7. Utilise any technique that reduces your anxiety levels such as relaxation, meditation, mindfulness, hypnosis, neurofeedback, yoga, tai chi, etc. It is important that you receive reassurance, understanding and support from a suitably qualified tinnitus counsellor.


8. The use of appropriately prescribed medication in the early stages of tinnitus is understandable and acceptable. If medication is of the benzodiazapine family, then possible addition and withdrawal is a consideration. Short-term and infrequent use is best. Slow withdrawal is important to minimise the chances of tinnitus spikes.

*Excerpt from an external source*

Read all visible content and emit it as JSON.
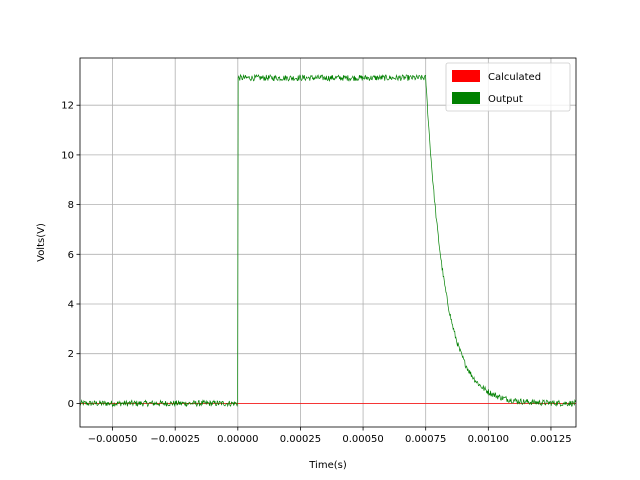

9. Remember that invariably tinnitus improves over time and in many people they become completely unaware of their tinnitus for most of the time. For some people, being aware of head or ear-sounds is a normal phenomenon. The most realistic goal is therefore to only be aware of your tinnitus when you listen for it or in very quiet situations.


10. Tinnitus perception and intensity invariably eases over time. However, if you become extremely distressed or affected by your tinnitus it is important to talk to someone about it. If you are in an emergency, or at immediate risk of harm to yourself or others, please contact emergency services and talk to someone now.